The determination of whether an area is “underserved” is based on maps of throughput offered by providers maintained by the FCC. The maps have proven notoriously controversial and inscrutable and subject to provider abuse of overstating service offerings. The FCC is in the process of revising the methodology to improve them, but that process will likely generate further disagreement and delay that serves only the interests of legacy incumbent providers.

Sunday, March 28, 2021

Biden administration’s infrastructure initiative must reorder roles and responsibilities for advanced telecommunications

If the United States is to rapidly modernize its outdated copper telephone infrastructure to fiber optic lines reaching every American doorstep – the need for which became painfully apparent with pandemic public health restrictions that turned homes into offices, classrooms and clinics – it’s imperative the Biden administration’s infrastructure revitalization initiative reallocate roles and responsibilities in order to make that happen.

A major impediment has been expecting too much of legacy telephone companies. For the past three decades, advanced telecommunications policy has placed the burden on them to do it all: own, finance, design, build and operate. They simply lack the capacity to take on all five functions, even with subsidies to make financing easier. Subsidies haven't worked because unlike legacy voice telephone service where companies must provide connections to all homes requesting them, there is no regulatory incentive to utilize them.

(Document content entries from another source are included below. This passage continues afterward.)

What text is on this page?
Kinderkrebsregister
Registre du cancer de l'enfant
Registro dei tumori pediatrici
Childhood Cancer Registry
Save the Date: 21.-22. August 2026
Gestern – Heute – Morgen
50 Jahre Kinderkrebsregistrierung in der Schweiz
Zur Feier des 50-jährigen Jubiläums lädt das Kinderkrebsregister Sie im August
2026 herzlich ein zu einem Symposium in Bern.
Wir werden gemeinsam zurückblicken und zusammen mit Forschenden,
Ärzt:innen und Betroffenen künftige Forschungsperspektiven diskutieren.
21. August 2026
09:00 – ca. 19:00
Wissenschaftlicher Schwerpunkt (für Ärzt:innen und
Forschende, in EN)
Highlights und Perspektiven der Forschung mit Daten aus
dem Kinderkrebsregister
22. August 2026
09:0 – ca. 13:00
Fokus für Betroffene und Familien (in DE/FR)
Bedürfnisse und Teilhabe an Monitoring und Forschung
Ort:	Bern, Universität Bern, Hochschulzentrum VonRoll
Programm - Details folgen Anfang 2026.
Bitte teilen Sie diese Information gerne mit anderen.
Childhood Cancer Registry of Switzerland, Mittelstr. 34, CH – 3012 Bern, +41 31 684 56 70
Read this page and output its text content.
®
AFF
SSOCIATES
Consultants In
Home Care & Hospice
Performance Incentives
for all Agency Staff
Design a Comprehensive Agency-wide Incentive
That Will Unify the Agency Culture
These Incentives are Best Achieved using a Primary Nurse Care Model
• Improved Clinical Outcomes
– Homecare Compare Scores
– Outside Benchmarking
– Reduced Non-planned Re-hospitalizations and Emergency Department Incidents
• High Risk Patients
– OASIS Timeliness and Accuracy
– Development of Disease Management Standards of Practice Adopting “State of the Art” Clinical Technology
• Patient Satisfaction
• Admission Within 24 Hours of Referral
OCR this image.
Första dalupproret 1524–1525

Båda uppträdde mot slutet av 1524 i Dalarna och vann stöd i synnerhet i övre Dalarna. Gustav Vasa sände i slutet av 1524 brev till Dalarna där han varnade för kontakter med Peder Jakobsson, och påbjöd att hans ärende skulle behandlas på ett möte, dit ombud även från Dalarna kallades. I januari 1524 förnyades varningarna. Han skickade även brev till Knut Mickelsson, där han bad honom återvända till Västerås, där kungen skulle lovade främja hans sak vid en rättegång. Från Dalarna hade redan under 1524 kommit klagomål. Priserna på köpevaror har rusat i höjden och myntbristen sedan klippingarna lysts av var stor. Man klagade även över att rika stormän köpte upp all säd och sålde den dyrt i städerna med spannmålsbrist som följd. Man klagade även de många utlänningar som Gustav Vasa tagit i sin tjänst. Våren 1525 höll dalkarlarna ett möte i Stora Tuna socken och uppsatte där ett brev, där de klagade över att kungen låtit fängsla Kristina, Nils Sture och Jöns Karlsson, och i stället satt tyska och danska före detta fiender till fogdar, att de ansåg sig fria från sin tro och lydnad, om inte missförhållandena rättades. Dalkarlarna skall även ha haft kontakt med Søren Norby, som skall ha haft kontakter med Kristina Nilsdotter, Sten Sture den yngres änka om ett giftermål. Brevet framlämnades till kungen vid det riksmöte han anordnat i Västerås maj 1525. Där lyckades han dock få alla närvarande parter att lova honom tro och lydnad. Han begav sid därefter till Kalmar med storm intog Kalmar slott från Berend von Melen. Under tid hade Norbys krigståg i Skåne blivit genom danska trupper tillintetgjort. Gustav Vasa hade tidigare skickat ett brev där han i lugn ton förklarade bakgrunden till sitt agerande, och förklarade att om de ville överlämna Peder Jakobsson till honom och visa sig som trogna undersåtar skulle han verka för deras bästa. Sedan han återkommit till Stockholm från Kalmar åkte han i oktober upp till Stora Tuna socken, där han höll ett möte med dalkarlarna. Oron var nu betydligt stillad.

Infrastructure requires billions of dollars. Investors in these companies aren’t willing to make those major investments unless they generate returns in five to six years. That limits them to dense urban and suburban neighborhoods and greenfield and multifamily developments, leavings others unfibered for the foreseeable. These companies also have highly leveraged balance sheets that limit their ability to finance construction even if their investors were more favorably inclined and willing to wait longer for financial paybacks or accept lower shareholder dividends.

These circumstances demand a reallocation of the five functions between the public and private sectors to get the nation to where it needs to be in the 21st century of digital, Internet protocol powered advanced telecommunications. The public sector and utility consumer cooperatives will have to take on finance and ownership and leave it to the investor-owned companies to do what they can reasonably be expected do and do best: design, build and operate -- and not own and finance. As the Biden administration introduces its proposed infrastructure revitalization program, this reordering of roles and responsibilities will be an essential component.

Thursday, April 03, 2014

Summers urges infrastructure construction to revitalize torpid economy. How about fiber to the premise?

The Perpetual Bubble Economy - NYTimes.com: “A strategy that relies on interest rates significantly below growth rates for long periods of time virtually guarantees the emergence of substantial bubbles and dangerous build-ups in leverage,” Mr. Summers wrote recently. “The idea that regulation can allow the growth benefits of easy credit to come without the costs is a chimera.”

A better route, Mr. Summers argued, would be to run deficits, perhaps indefinitely, even during economic good times. To help the economy right now, for instance, he argued for huge infrastructure spending, especially since money is cheap and so many construction workers are out of a job.
In addition to bridges and highways, water distribution systems and other public infrastructure, why not a public works project to bring fiber optic telecommunications service to every American home and business premise? Especially when 20 to 30 percent of them are left off the Internet grid?